Minireviews must have abstracts. Limit the abstract to 250 words or fewer. The body of the Minireview may have section headings and/or paragraph lead-ins.

Author bios. At the editor’s invitation, corresponding authors of minireviews may submit a short biographical sketch and photo for each author for publication with the article. Biographical information should be submitted at the modification stage.
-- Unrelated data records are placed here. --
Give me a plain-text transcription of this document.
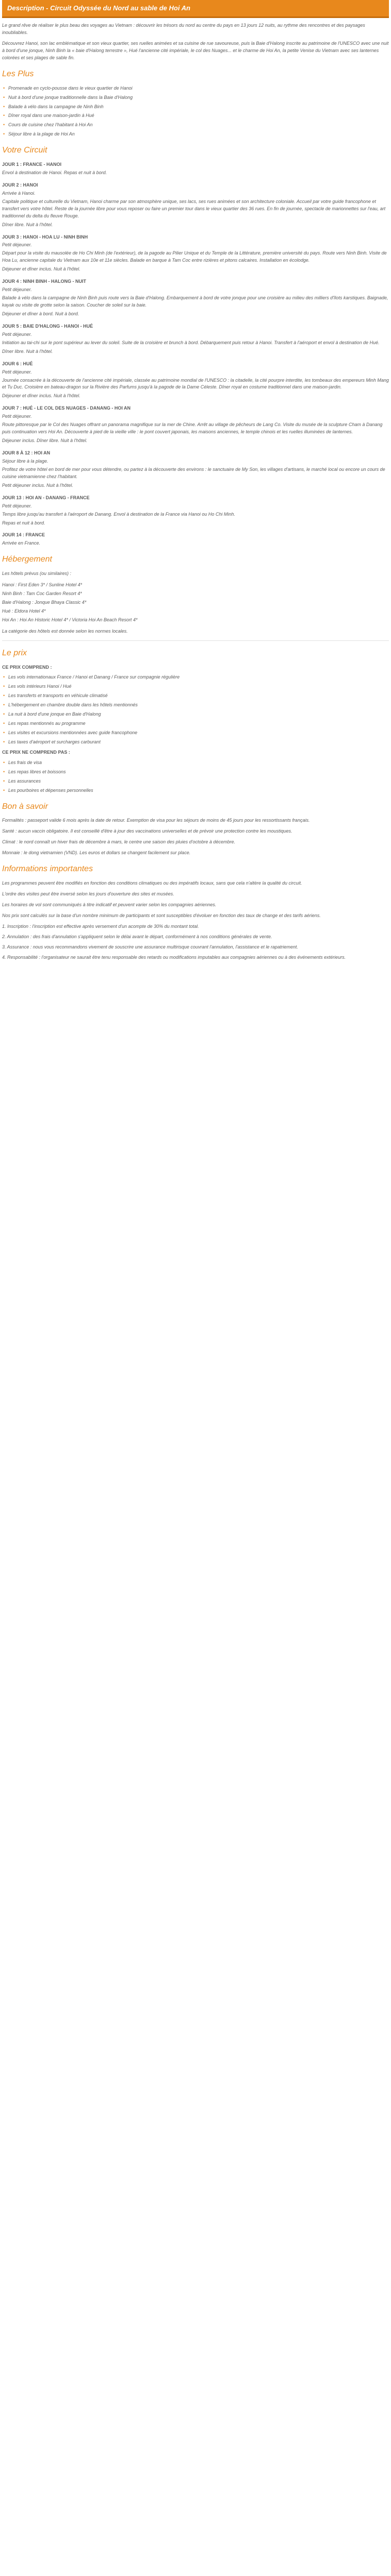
Description - Circuit Odyssée du Nord au sable de Hoi An

Le grand rêve de réaliser le plus beau des voyages au Vietnam : découvrir les trésors du nord au centre du pays en 13 jours 12 nuits, au rythme des rencontres et des paysages inoubliables.

Découvrez Hanoi, son lac emblématique et son vieux quartier, ses ruelles animées et sa cuisine de rue savoureuse, puis la Baie d'Halong inscrite au patrimoine de l'UNESCO avec une nuit à bord d'une jonque, Ninh Binh la « baie d'Halong terrestre », Hué l'ancienne cité impériale, le col des Nuages... et le charme de Hoi An, la petite Venise du Vietnam avec ses lanternes colorées et ses plages de sable fin.

Les Plus
• Promenade en cyclo-pousse dans le vieux quartier de Hanoi
• Nuit à bord d'une jonque traditionnelle dans la Baie d'Halong
• Balade à vélo dans la campagne de Ninh Binh
• Dîner royal dans une maison-jardin à Hué
• Cours de cuisine chez l'habitant à Hoi An
• Séjour libre à la plage de Hoi An
Votre Circuit

JOUR 1 : FRANCE - HANOI

Envol à destination de Hanoi. Repas et nuit à bord.

JOUR 2 : HANOI

Arrivée à Hanoi.

Capitale politique et culturelle du Vietnam, Hanoi charme par son atmosphère unique, ses lacs, ses rues animées et son architecture coloniale. Accueil par votre guide francophone et transfert vers votre hôtel. Reste de la journée libre pour vous reposer ou faire un premier tour dans le vieux quartier des 36 rues. En fin de journée, spectacle de marionnettes sur l'eau, art traditionnel du delta du fleuve Rouge.

Dîner libre. Nuit à l'hôtel.

JOUR 3 : HANOI - HOA LU - NINH BINH

Petit déjeuner.

Départ pour la visite du mausolée de Ho Chi Minh (de l'extérieur), de la pagode au Pilier Unique et du Temple de la Littérature, première université du pays. Route vers Ninh Binh. Visite de Hoa Lu, ancienne capitale du Vietnam aux 10e et 11e siècles. Balade en barque à Tam Coc entre rizières et pitons calcaires. Installation en écolodge.

Déjeuner et dîner inclus. Nuit à l'hôtel.

JOUR 4 : NINH BINH - HALONG - NUIT

Petit déjeuner.

Balade à vélo dans la campagne de Ninh Binh puis route vers la Baie d'Halong. Embarquement à bord de votre jonque pour une croisière au milieu des milliers d'îlots karstiques. Baignade, kayak ou visite de grotte selon la saison. Coucher de soleil sur la baie.

Déjeuner et dîner à bord. Nuit à bord.

JOUR 5 : BAIE D'HALONG - HANOI - HUÉ

Petit déjeuner.

Initiation au tai-chi sur le pont supérieur au lever du soleil. Suite de la croisière et brunch à bord. Débarquement puis retour à Hanoi. Transfert à l'aéroport et envol à destination de Hué.

Dîner libre. Nuit à l'hôtel.

JOUR 6 : HUÉ

Petit déjeuner.

Journée consacrée à la découverte de l'ancienne cité impériale, classée au patrimoine mondial de l'UNESCO : la citadelle, la cité pourpre interdite, les tombeaux des empereurs Minh Mang et Tu Duc. Croisière en bateau-dragon sur la Rivière des Parfums jusqu'à la pagode de la Dame Céleste. Dîner royal en costume traditionnel dans une maison-jardin.

Déjeuner et dîner inclus. Nuit à l'hôtel.

JOUR 7 : HUÉ - LE COL DES NUAGES - DANANG - HOI AN

Petit déjeuner.

Route pittoresque par le Col des Nuages offrant un panorama magnifique sur la mer de Chine. Arrêt au village de pêcheurs de Lang Co. Visite du musée de la sculpture Cham à Danang puis continuation vers Hoi An. Découverte à pied de la vieille ville : le pont couvert japonais, les maisons anciennes, le temple chinois et les ruelles illuminées de lanternes.

Déjeuner inclus. Dîner libre. Nuit à l'hôtel.

JOUR 8 À 12 : HOI AN

Séjour libre à la plage.

Profitez de votre hôtel en bord de mer pour vous détendre, ou partez à la découverte des environs : le sanctuaire de My Son, les villages d'artisans, le marché local ou encore un cours de cuisine vietnamienne chez l'habitant.

Petit déjeuner inclus. Nuit à l'hôtel.

JOUR 13 : HOI AN - DANANG - FRANCE

Petit déjeuner.

Temps libre jusqu'au transfert à l'aéroport de Danang. Envol à destination de la France via Hanoi ou Ho Chi Minh.

Repas et nuit à bord.

JOUR 14 : FRANCE

Arrivée en France.

Hébergement

Les hôtels prévus (ou similaires) :

Hanoi : First Eden 3* / Sunline Hotel 4*

Ninh Binh : Tam Coc Garden Resort 4*

Baie d'Halong : Jonque Bhaya Classic 4*

Hué : Eldora Hotel 4*

Hoi An : Hoi An Historic Hotel 4* / Victoria Hoi An Beach Resort 4*

La catégorie des hôtels est donnée selon les normes locales.

Le prix

CE PRIX COMPREND :

• Les vols internationaux France / Hanoi et Danang / France sur compagnie régulière
• Les vols intérieurs Hanoi / Hué
• Les transferts et transports en véhicule climatisé
• L'hébergement en chambre double dans les hôtels mentionnés
• La nuit à bord d'une jonque en Baie d'Halong
• Les repas mentionnés au programme
• Les visites et excursions mentionnées avec guide francophone
• Les taxes d'aéroport et surcharges carburant

CE PRIX NE COMPREND PAS :

• Les frais de visa
• Les repas libres et boissons
• Les assurances
• Les pourboires et dépenses personnelles
Bon à savoir

Formalités : passeport valide 6 mois après la date de retour. Exemption de visa pour les séjours de moins de 45 jours pour les ressortissants français.

Santé : aucun vaccin obligatoire. Il est conseillé d'être à jour des vaccinations universelles et de prévoir une protection contre les moustiques.

Climat : le nord connaît un hiver frais de décembre à mars, le centre une saison des pluies d'octobre à décembre.

Monnaie : le dong vietnamien (VND). Les euros et dollars se changent facilement sur place.

Informations importantes

Les programmes peuvent être modifiés en fonction des conditions climatiques ou des impératifs locaux, sans que cela n'altère la qualité du circuit.

L'ordre des visites peut être inversé selon les jours d'ouverture des sites et musées.

Les horaires de vol sont communiqués à titre indicatif et peuvent varier selon les compagnies aériennes.

Nos prix sont calculés sur la base d'un nombre minimum de participants et sont susceptibles d'évoluer en fonction des taux de change et des tarifs aériens.

1. Inscription : l'inscription est effective après versement d'un acompte de 30% du montant total.

2. Annulation : des frais d'annulation s'appliquent selon le délai avant le départ, conformément à nos conditions générales de vente.

3. Assurance : nous vous recommandons vivement de souscrire une assurance multirisque couvrant l'annulation, l'assistance et le rapatriement.

4. Responsabilité : l'organisateur ne saurait être tenu responsable des retards ou modifications imputables aux compagnies aériennes ou à des événements extérieurs.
  • The text limit is 150 words for each author and should include WHO you are (your name), WHERE you received your education, WHAT positions you have held and at WHICH institutions, WHERE you are now (your current institution), WHY you have this interest, and HOW LONG you have been in this field.
  • The photo should be a black-and-white head shot of passport size. Photos will be reduced to approximately 1.125 inches wide by 1.375 inches high. Photos must meet the production criteria for regular figures.
  • To submit, upload the text and photos with your modified manuscript in the eJournalPress (eJP) online manuscript submission and peer review system. Include the biographical text after the References section of your manuscript, in the same file. Upload the head shots in the submission system as a Minireview Bio Photo; include the author’s name or enough of it for identification in each photo’s file name. Contact the mBio staff if you have questions about what to write or if you have questions about submitting your files.

Opinions/Hypotheses

Opinions/Hypotheses are short articles (with a maximum of 2,500 words and no more than 25 references) that present original and well-developed insights without complete supporting data. Although microbiology and allied fields are primarily experimental sciences, this article type places equal importance on new thought that is formulated in a manner that summarizes a problem, provides a new synthesis, and/or is suitable for subsequent experimental testing.

In this category, the journal provides a highly visible venue for the publication of ideas that have the potential to move fields and to challenge the status quo.

Authors should provide an abstract of 150 words or fewer. The body of an Opinion/Hypothesis article may have section headings and/or paragraph lead-ins.

Commentaries

Commentaries are short articles (with a maximum of 1,000 words) that discuss issues of particular significance to the field of microbial sciences. Commentaries may discuss papers of special interest published in mBio or other timely information or comment. Commentaries may be solicited by editors or unsolicited submissions.

Authors should provide an abstract of 150 words or fewer. The body of a Commentary may have section headings and/or paragraph lead-ins.

Perspectives

Perspectives are brief reviews (limited to 2,000 words) that offer a succinct overview of a specific topic, with an emphasis on opinion and synthesis.

Authors should provide an abstract of 150 words or fewer. The body of a Perspective may have section headings and/or paragraph lead-ins.

Editorials

Editorials communicated by members of the mBio Board of Editors address issues of science, politics, or policy.

Editorials should include an abstract of 150 words or fewer.

Letters to the Editor

Letters to the Editor are intended for comments on articles published in the journal and must cite published references to support the writer’s argument.

Letters may be no more than 500 words long and must be typed double-spaced. All Letters to the Editor must be submitted electronically. The cover letter should refer to the article in question by its title and the last name of the first author. In addition, the volume and issue and/or DOI should be indicated. Letters to the Editor do not have abstracts. The Letter must have a distinct title, which must appear on the manuscript and on the submission form. Figures and tables should be kept to a minimum.

The Letter will be sent to the editor who handled the article in question. If the editor believes that publication is warranted, he/she will solicit a reply from the corresponding author of the article and make a recommendation to the editor in chief. Final approval for publication rests with the editor in chief.

Please note that some indexing/abstracting services do not include Letters to the Editor in their databases.